Persistent Homology-Guided Frequency Filtering for Image Compression
Anil Chintapalli, Peter Tenholder, Henry Chen, Arjun Rao
TL;DR
Persistent Homology-Guided Frequency Filtering for Image Compression introduces a method that couples PH with the DFT to identify image frequencies tied to robust topological features. The approach computes persistence diagrams for grayscale images, ranks Fourier frequencies by a topological-impact score using Wasserstein distance, and uses selected frequencies for PH-based compression with Gaussian smoothing. The study compares PH compression with JPEG across six metrics and demonstrates competitive visual quality while improving topological fidelity at moderate to high frequency retention, though with larger file sizes.
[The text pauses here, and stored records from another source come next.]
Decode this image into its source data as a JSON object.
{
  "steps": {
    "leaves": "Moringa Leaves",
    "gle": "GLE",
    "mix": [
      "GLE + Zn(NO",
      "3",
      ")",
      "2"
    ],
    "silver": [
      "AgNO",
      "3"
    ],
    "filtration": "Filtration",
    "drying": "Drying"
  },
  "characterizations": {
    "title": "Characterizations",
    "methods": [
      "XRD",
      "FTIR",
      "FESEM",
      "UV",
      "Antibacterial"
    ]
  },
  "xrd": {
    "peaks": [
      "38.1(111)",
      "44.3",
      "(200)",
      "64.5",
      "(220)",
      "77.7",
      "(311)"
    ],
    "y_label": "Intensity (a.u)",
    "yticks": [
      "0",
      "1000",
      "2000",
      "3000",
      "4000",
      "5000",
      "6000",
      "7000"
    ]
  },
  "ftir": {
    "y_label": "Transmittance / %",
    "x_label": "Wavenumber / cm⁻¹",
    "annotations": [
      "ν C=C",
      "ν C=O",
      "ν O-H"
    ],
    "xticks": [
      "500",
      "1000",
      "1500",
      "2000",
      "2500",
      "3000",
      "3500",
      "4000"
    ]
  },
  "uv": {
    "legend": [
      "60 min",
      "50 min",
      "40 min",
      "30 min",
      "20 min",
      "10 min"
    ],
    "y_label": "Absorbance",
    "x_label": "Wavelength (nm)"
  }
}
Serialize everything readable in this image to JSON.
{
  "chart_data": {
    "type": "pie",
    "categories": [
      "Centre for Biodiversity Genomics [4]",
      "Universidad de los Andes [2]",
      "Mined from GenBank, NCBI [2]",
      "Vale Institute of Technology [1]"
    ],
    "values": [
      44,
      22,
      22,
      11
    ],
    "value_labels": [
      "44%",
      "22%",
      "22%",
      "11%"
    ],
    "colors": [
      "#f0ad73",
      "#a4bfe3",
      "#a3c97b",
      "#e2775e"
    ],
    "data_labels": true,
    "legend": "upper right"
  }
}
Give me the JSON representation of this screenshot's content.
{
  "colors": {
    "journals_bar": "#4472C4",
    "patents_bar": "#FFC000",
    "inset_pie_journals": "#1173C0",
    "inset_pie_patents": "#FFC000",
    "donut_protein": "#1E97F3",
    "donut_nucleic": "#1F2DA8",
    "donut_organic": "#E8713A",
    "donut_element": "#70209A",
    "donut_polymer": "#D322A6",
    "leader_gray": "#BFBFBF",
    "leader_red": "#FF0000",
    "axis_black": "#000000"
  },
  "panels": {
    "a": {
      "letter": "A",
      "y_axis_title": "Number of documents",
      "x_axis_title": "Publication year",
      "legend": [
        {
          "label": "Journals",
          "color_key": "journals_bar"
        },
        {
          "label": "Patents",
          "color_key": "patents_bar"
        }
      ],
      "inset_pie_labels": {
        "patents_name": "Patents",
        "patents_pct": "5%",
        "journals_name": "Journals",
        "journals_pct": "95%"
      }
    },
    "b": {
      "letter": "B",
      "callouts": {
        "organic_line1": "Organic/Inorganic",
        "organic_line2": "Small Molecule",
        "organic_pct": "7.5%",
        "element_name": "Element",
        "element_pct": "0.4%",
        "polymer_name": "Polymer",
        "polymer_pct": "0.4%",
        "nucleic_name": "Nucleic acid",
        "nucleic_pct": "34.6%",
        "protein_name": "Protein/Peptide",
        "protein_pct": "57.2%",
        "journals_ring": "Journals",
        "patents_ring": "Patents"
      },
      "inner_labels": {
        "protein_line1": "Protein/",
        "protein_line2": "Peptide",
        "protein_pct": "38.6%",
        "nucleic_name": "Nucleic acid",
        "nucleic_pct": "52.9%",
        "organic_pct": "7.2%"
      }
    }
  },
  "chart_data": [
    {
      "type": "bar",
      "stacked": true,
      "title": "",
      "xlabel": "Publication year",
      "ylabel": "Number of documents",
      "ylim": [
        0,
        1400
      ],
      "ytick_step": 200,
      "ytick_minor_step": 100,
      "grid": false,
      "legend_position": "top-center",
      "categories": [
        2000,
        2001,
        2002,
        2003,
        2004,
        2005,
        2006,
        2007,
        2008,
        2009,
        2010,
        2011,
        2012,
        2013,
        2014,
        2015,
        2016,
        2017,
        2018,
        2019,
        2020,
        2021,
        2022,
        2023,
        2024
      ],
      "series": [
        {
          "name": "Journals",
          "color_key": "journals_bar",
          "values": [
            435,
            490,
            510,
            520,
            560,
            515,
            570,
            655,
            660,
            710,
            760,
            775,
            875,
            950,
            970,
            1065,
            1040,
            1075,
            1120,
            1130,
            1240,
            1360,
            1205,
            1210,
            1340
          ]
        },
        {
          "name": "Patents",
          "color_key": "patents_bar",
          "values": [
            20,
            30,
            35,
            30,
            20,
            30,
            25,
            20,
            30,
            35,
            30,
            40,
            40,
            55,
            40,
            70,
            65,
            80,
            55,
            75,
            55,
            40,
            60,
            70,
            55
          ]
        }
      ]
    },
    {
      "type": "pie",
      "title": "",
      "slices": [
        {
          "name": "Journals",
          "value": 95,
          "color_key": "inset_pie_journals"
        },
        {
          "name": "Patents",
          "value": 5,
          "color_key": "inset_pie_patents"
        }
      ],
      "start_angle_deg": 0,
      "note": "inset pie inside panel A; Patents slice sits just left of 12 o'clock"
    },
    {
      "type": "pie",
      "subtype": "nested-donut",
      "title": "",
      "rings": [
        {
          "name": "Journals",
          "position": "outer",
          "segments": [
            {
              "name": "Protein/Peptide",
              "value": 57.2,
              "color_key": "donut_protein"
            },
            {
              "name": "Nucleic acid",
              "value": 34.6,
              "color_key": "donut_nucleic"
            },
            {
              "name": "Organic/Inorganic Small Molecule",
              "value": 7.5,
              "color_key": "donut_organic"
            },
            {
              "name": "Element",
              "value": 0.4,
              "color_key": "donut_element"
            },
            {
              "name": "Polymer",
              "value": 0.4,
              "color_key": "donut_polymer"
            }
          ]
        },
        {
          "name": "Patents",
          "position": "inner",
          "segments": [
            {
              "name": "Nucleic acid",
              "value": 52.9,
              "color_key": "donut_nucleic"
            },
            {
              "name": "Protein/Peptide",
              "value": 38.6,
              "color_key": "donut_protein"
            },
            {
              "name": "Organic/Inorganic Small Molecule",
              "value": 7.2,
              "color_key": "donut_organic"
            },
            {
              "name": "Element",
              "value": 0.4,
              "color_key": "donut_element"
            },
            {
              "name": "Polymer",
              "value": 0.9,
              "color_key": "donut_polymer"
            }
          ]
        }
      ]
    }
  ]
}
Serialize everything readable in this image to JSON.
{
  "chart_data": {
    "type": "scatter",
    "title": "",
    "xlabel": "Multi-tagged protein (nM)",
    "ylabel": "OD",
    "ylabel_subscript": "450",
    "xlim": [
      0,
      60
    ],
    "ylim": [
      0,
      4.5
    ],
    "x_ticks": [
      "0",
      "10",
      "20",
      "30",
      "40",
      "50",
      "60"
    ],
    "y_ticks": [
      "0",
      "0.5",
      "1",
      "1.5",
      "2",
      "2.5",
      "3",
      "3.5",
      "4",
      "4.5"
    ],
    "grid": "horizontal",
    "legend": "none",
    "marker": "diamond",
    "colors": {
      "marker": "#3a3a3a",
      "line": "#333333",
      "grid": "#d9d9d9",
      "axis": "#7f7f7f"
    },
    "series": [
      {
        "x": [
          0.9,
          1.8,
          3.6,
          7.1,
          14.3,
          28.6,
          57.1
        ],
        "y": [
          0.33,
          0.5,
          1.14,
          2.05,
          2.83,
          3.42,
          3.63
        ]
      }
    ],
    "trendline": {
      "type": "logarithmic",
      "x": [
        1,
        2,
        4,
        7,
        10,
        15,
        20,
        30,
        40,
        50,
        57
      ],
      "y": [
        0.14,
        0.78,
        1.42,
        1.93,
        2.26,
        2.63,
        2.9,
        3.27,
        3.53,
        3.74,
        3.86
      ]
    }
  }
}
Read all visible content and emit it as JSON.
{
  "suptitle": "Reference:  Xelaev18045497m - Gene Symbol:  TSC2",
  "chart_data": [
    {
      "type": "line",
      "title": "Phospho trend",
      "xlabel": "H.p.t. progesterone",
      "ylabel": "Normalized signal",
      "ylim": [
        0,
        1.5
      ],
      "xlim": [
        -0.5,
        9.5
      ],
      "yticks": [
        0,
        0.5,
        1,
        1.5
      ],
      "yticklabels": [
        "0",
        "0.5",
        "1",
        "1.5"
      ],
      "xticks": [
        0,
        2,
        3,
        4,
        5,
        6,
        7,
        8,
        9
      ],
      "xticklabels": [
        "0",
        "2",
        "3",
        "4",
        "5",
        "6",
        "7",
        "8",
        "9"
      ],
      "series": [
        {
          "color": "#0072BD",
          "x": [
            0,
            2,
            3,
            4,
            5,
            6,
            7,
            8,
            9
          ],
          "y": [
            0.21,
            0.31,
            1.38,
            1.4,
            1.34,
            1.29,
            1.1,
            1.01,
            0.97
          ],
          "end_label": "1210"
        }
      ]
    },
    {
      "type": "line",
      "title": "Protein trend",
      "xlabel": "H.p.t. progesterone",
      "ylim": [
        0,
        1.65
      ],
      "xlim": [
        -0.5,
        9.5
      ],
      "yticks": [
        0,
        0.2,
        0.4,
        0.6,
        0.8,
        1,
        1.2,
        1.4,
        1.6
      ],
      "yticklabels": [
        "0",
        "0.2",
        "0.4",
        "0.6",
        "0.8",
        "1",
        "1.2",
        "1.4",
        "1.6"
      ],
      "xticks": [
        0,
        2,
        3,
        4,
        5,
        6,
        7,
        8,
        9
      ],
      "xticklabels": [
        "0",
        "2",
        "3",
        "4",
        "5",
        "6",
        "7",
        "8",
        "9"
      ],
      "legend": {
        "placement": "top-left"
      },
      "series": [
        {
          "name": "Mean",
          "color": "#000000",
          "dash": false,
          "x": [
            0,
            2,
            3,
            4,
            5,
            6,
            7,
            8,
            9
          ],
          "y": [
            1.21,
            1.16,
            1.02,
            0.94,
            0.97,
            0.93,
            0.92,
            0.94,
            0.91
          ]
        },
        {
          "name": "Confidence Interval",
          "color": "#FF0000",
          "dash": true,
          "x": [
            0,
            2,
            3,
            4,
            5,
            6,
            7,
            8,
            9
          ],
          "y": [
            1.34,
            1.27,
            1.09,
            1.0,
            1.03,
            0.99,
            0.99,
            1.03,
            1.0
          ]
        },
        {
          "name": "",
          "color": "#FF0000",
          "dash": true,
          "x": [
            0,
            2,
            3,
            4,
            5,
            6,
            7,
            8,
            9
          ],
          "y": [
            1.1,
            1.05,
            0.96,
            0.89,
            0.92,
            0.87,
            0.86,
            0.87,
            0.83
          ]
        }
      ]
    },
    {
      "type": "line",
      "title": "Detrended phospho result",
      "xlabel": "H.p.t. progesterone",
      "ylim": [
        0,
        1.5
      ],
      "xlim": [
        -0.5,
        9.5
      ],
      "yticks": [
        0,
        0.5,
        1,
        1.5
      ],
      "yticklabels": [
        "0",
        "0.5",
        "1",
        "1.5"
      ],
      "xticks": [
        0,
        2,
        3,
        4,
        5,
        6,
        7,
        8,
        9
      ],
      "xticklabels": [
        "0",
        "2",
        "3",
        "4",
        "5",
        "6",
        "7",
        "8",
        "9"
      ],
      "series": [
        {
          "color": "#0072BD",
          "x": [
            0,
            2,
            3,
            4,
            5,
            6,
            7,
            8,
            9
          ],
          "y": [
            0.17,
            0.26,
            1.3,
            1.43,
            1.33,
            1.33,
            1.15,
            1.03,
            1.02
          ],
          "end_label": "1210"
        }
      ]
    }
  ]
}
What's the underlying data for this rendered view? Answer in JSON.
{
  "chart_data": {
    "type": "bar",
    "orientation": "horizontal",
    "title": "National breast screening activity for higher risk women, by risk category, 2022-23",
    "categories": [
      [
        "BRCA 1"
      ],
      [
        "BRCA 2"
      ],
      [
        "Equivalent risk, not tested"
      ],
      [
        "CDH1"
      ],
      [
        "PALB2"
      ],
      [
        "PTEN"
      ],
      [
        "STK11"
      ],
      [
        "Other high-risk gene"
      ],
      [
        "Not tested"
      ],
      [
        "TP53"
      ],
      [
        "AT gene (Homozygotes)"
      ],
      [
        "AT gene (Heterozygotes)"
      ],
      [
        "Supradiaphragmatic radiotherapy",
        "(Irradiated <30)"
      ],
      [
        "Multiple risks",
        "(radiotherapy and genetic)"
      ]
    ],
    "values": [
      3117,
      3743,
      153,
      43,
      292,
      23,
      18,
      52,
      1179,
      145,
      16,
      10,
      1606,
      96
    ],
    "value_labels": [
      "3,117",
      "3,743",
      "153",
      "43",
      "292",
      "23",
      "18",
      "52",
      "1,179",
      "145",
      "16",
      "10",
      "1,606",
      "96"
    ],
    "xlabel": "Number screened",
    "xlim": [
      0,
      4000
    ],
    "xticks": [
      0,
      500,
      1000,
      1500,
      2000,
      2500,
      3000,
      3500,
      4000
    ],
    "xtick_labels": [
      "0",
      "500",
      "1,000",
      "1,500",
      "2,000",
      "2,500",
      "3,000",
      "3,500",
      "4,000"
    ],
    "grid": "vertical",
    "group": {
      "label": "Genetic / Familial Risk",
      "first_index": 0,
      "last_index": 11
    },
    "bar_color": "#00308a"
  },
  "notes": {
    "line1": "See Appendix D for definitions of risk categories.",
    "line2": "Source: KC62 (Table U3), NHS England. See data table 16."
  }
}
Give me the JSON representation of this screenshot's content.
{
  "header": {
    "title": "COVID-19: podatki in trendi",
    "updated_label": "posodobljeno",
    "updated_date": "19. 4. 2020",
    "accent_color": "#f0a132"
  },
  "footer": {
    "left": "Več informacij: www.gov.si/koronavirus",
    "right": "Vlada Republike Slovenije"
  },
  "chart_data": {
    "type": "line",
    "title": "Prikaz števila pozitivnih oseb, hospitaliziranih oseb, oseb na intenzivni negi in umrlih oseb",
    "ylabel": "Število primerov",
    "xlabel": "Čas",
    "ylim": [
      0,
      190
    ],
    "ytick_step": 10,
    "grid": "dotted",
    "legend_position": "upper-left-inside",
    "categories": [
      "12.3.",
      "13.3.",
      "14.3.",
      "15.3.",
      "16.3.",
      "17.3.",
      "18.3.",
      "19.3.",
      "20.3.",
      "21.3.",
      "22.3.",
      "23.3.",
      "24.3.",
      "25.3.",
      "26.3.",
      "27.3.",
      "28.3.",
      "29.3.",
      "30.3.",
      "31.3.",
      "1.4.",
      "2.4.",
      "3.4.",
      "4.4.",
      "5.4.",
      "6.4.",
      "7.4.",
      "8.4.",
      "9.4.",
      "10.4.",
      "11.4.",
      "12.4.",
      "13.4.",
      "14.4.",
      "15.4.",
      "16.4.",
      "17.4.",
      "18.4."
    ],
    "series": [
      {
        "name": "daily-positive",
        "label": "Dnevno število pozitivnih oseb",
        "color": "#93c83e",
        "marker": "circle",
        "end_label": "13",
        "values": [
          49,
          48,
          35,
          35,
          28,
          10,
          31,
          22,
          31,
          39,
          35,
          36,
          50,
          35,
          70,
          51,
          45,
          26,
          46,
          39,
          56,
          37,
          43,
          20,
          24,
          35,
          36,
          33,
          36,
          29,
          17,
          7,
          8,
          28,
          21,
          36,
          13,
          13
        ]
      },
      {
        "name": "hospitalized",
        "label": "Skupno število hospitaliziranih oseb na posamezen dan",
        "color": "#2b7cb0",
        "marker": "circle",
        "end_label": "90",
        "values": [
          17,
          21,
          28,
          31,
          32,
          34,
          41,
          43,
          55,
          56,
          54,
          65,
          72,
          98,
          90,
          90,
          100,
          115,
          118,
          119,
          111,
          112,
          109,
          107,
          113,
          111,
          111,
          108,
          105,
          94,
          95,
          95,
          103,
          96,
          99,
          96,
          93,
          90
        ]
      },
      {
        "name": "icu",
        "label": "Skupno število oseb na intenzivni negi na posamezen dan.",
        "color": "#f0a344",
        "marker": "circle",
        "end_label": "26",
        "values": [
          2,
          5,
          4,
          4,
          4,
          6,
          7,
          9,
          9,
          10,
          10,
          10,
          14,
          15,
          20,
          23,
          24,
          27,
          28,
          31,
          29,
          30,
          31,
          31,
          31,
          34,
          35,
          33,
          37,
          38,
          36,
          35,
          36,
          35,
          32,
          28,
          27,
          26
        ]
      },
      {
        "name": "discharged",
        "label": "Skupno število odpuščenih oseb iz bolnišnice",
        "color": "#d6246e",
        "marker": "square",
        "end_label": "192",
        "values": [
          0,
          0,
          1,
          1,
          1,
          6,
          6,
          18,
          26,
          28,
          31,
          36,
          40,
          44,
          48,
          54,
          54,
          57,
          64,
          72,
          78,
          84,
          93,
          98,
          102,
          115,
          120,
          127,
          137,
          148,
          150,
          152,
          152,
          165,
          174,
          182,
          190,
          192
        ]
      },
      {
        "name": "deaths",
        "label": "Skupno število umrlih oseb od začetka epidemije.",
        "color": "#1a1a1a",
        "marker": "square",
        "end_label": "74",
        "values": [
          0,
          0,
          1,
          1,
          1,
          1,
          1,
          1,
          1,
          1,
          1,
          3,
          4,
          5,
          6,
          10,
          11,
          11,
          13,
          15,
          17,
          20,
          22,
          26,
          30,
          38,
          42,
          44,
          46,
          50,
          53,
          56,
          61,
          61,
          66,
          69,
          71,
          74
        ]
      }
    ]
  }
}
The work suggests potential benefits for topology-aware preprocessing in noisy imaging and for improving classification tasks without heavy augmentation.
Abstract
Feature extraction in noisy image datasets presents many challenges in model reliability. In this paper, we use the discrete Fourier transform in conjunction with persistent homology analysis to extract specific frequencies that correspond with certain topological features of an image. This method allows the image to be compressed and reformed while ensuring that meaningful data can be differentiated. Our experimental results show a level of compression comparable to that of using JPEG using six different metrics. The end goal of persistent homology-guided frequency filtration is its potential to improve performance in binary classification tasks (when augmenting a Convolutional Neural Network) compared to traditional feature extraction and compression methods. These findings highlight a useful end result: enhancing the reliability of image compression under noisy conditions.